Don’t get bog down by these words.. like VMI…
As discussed in my earlier blog let’s refresh our understanding on inventory. All the material which is not getting processed on the machine ie not directly in production cycle is all inventory only. This then covers material in Raw material stores, material under inspection, material in pipeline at vendors place, material in transit and material waiting behind the machine for processing. Also this includes all material which is in FG form and is being sent to end customer. Only the form of inventory will keep on changing and also the accounting entries will change but all remains inventory only.
All the inventory is nothing but the money blocked in the business cycle. So lesser the inventory it is better.
Vendor Managed Inventory (VMI) is nothing but inventory physically secured for the customer by the vendor and is in books of accounts of vendor.
So VMI has following peculiar characteristics.

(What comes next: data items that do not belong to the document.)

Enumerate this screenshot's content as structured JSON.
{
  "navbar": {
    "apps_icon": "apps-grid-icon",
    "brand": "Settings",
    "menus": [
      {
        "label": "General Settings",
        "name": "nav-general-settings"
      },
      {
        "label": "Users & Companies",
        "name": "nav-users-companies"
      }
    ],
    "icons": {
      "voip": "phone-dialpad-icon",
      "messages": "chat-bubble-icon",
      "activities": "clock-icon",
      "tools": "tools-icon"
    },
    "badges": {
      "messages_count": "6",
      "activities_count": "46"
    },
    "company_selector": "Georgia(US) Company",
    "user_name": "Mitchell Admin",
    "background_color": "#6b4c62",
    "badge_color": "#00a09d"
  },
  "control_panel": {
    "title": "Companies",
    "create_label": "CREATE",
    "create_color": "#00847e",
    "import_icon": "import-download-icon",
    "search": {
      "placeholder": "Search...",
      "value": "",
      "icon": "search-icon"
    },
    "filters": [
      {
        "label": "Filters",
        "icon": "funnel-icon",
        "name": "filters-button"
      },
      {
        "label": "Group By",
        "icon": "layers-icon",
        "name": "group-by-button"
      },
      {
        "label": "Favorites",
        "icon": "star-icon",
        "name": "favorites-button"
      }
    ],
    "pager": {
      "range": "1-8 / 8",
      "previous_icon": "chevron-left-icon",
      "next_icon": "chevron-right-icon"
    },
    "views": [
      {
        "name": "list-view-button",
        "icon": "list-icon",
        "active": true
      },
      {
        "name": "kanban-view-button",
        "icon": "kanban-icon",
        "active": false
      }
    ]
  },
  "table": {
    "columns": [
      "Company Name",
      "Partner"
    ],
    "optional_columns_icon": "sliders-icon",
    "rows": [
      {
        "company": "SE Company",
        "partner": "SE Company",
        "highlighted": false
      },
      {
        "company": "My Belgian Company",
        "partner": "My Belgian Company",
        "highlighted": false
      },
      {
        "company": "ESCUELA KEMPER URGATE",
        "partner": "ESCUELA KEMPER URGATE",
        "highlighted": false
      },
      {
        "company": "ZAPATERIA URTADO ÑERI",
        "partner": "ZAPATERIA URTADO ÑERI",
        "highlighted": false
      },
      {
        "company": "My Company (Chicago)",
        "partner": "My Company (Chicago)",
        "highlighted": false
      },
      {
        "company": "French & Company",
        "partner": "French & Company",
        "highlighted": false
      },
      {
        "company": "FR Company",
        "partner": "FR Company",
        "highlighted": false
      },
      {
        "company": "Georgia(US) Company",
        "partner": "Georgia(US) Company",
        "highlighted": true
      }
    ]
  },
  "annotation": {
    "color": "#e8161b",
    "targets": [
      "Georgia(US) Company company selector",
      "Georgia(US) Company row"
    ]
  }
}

- Vendor manages inventory as defined by the customer.
- Mostly VMI inventory is kept at vendors place if he is in vicinity. If the vendor is away from customer’s place, then he transfers this inventory physically to customer.
- In this case when the VMI inventory is at customers place following points needs to be taken care.
- This inventory must be kept at separate location as per tax rules.
- Inventory will be in the books of accounts of vendor.
- This inventory will be taken into customer’s accounts as and when GRN is made and customer starts using this inventory.
- Reconciliation of inventory must be done by both parties periodically.
VMI is a very good concept and makes a business sense for both vendor and customer.